For The Answer
By Calvin Finch, PhD, SAWS Conservation Director, and Horticulturist
Week of March 8, 2004
The most appropriate landscape for the San Antonio area is a low-water-use landscape. The good news is that it is more beautiful than our St. Augustine-dominated high-water-use landscape. We receive about 32 inches of rain in the area on average, so there is a huge palette of plants that prosper in the climate. Among the plants that do well in full sun with minimum water are old-fashioned roses, crepe myrtles, iris, daylilies, Texas mountain laurel, paper whites, lantanas, salvias, esperanza, poinciana, wax myrtle, and pyracantha. In the shade consider dwarf Katy ruellia, Asiatic jasmine, standard pittosporum, nandinas, hollies, viburnum, tropical giant spider lily, society garlic, and pomegranate. For a longer list of plants obtain the Xeriscape Conversion Guide; it is $5 at your favorite nursery or you can send $7.50 (check or money order) to the Gardening Volunteers of South Texas, 6798 Culebra, San Antonio, TX 78238-4700 and they’ll mail you a copy.
In addition to using well-adapted plants, reducing the amount of water and maintenance required by your landscape relates to six other principles:
· Plan well to make your landscape a complement to your lifestyle.
· Add organic material to the soil to increase drainage and/or water-holding capacity.
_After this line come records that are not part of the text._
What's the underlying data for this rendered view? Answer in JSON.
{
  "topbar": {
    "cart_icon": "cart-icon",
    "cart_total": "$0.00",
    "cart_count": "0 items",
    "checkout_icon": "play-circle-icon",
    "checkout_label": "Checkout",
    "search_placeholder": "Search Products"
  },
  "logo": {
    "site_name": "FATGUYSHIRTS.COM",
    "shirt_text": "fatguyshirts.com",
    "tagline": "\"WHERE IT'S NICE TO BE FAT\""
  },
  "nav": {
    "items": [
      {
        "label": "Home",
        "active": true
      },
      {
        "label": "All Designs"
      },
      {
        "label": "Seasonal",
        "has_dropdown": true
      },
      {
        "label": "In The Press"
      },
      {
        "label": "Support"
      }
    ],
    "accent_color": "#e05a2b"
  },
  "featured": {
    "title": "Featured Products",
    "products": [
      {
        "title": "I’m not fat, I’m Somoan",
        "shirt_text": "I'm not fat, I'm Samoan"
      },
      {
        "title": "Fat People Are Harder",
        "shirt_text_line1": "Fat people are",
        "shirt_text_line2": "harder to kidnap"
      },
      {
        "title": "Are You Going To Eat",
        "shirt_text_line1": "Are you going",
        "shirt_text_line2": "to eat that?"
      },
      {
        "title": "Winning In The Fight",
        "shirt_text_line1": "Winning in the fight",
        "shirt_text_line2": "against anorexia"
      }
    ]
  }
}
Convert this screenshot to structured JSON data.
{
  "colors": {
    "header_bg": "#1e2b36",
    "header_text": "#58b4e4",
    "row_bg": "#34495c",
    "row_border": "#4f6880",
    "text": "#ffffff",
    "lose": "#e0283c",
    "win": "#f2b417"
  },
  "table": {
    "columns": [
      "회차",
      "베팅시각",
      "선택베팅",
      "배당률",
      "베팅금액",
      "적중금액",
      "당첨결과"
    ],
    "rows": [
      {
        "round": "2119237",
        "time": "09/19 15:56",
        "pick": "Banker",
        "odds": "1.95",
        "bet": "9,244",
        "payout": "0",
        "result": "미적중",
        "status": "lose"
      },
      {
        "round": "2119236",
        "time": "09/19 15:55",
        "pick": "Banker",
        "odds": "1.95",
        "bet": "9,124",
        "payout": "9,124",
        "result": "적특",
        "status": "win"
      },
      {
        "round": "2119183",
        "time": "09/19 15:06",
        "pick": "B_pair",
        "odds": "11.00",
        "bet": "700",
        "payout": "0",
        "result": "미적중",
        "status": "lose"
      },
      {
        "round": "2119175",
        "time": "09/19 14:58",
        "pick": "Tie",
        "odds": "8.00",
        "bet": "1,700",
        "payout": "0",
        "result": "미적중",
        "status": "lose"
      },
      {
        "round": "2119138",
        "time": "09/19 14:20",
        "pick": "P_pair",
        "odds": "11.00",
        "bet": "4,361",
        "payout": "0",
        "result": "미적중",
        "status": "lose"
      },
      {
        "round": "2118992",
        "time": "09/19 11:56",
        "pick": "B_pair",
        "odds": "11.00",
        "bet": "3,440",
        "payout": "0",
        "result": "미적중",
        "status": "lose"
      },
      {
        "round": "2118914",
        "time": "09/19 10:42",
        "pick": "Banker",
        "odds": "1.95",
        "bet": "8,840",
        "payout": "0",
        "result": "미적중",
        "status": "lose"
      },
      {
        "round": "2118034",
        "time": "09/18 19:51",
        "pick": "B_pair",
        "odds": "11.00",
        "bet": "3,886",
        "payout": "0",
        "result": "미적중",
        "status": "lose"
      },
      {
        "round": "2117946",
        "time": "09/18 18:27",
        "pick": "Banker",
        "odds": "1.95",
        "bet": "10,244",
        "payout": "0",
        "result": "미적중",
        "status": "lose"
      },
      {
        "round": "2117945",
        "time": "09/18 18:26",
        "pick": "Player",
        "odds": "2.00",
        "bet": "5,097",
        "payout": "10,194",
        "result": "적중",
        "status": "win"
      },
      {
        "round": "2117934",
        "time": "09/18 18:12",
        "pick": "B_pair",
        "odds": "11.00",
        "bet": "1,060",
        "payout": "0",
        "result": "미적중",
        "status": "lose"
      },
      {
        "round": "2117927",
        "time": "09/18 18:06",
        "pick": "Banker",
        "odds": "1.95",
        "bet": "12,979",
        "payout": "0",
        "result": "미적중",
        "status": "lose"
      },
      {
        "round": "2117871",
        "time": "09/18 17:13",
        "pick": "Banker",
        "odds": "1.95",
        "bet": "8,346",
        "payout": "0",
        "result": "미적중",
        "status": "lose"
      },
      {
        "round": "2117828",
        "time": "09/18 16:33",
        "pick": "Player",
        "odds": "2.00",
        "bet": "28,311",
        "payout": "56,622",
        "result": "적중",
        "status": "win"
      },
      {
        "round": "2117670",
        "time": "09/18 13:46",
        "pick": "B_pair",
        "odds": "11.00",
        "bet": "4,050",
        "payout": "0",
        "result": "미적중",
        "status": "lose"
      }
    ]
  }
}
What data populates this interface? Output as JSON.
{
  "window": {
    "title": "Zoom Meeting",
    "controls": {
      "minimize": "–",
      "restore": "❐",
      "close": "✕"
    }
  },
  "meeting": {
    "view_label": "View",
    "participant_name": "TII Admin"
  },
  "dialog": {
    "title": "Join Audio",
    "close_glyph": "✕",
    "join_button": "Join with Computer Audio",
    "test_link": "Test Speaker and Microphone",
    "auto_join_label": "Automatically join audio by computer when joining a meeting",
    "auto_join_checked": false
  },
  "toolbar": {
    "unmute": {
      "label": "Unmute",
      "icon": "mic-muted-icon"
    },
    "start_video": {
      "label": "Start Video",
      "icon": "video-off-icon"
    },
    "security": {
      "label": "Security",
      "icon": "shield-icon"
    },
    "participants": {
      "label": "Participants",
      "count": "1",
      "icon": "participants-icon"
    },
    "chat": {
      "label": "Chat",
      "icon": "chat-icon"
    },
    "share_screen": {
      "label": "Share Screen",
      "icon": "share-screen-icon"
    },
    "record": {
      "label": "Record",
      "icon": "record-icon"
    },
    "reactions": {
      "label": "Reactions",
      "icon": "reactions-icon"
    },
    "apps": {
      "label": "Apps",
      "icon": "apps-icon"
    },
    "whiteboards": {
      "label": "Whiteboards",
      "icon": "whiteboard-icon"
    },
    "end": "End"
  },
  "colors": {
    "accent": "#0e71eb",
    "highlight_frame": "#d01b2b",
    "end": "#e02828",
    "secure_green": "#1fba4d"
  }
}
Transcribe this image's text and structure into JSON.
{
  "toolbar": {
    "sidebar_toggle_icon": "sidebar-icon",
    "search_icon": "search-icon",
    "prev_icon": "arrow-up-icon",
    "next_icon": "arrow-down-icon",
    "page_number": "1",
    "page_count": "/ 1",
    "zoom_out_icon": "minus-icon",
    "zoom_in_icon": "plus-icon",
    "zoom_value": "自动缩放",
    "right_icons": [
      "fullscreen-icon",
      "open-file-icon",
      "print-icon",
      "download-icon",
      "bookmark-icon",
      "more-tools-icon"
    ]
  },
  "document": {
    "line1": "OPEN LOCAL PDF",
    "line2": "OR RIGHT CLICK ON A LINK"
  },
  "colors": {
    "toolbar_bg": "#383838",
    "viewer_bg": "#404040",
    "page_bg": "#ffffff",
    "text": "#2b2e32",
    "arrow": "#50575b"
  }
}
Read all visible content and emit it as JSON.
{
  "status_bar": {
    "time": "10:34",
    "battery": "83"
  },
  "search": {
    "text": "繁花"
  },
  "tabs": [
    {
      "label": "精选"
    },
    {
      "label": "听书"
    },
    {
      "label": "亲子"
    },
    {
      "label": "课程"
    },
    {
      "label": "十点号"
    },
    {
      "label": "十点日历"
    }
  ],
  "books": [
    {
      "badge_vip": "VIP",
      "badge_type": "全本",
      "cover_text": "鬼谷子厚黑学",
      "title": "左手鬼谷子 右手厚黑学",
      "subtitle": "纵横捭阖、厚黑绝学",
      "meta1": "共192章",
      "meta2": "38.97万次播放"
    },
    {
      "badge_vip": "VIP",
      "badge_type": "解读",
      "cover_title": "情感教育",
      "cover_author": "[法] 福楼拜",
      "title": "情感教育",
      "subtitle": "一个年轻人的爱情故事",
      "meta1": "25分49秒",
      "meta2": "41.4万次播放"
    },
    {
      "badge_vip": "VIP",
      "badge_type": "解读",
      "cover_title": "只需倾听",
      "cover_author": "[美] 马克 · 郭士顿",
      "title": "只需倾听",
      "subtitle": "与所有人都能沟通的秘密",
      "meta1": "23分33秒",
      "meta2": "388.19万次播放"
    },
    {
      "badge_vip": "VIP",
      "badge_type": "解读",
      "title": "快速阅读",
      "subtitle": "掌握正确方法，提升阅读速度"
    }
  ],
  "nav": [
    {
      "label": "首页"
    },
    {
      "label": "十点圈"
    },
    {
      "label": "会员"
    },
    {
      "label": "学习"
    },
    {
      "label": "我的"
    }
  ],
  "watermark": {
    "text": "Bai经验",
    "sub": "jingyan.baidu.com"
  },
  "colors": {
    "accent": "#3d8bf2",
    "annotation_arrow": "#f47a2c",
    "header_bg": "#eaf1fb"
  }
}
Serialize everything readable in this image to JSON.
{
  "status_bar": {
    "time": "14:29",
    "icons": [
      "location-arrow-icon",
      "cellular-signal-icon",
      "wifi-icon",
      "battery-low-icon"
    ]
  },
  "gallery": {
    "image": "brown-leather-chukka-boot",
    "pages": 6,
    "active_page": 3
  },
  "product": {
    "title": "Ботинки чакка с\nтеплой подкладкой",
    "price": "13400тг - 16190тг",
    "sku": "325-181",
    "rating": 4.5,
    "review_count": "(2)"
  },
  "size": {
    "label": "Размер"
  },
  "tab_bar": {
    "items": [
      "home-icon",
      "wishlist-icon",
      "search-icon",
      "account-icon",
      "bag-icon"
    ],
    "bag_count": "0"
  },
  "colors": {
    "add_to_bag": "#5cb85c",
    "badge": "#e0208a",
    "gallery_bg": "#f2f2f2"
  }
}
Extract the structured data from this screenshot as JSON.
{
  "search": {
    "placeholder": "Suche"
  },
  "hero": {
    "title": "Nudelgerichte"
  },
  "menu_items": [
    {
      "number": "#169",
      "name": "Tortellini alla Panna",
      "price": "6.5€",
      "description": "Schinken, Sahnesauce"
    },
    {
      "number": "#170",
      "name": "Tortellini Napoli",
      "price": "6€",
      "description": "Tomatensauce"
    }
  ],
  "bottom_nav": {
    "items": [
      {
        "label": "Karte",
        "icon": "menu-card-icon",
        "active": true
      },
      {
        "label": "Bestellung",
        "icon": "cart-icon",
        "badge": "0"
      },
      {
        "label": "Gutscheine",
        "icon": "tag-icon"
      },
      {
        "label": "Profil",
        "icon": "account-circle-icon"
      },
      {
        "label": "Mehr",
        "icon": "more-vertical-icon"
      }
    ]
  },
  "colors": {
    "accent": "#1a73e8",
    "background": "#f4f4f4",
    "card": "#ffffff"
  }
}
· Mulch over the root system of shrubs, trees, and other plants. Mulch minimizes evaporation, keeps the soil cool, and reduces weeds.
· Reduce turf area to the amount needed for your kids or pets to play. Zoysia, buffalo, and Bermuda grass can go dormant if necessary in times of drought without dying. There should be at least 4 inches of soil under any lawngrass.
· Water efficiently. Only water when the plants need it and then water to fill the whole root zone. Use the personalized SIP watering recommendations (see SAWS website at www.saws.org) for directions on keeping the lawn green without wasting water. Use drip irrigation on gardens and for annual flowers.
· Maintain the landscape adequately. Restore mulch and, if you have an irrigation system, have it checked several times per year. A well-maintained yard adds value to the house and your neighborhood. The xeriscape landscape requires considerably less care than a high-water-use St. Augustine landscape but it still requires some care.
If you have at least five landscapes in your neighborhood with low-water-use landscapes and would like to compete for a $1000 prize for the neighborhood, participate in the Xeriscape Contest for 2004. Winning landscapes also receive a $200 gift certificate to their favorite nursery. For an application or more information contact the Gardening Volunteers of South Texas at 522-9220.
This Saturday from 9 a.m. until noon join me at the CPS Education Center at 509 S.W. Military Drive for the Spring Bloom Giveaway. Every year SAWS, the Edwards Aquifer Authority, and the Gardening Volunteers of South Texas join KSAT 12 weatherman (and gardener) Steve Brown in sponsoring the event. The events are a celebration of low-water-use gardening. I will be there to answer gardening questions along with the Gardening Volunteers of South Texas. We will also have handouts on low-water-use gardening. Every individual 15 years old or over that attends will receive one (1) free 3-inch blooming xeriscape plant. We usually have several kinds of lantana, ruellia, salvia, and society garlic—one thousand plants each day. Listen to Steve Brown’s broadcast the Friday evening before the event for more details.
For examples of the many choices of xeriscape landscapes, visit the new Water Saver Landscape Demonstration Site at the San Antonio Botanical Garden (555 Funston Place); it will be finished after March 15. There are examples of Spanish courtyard, wildscape, cottage garden, hill country, and manicured landscapes—all of which are low water use.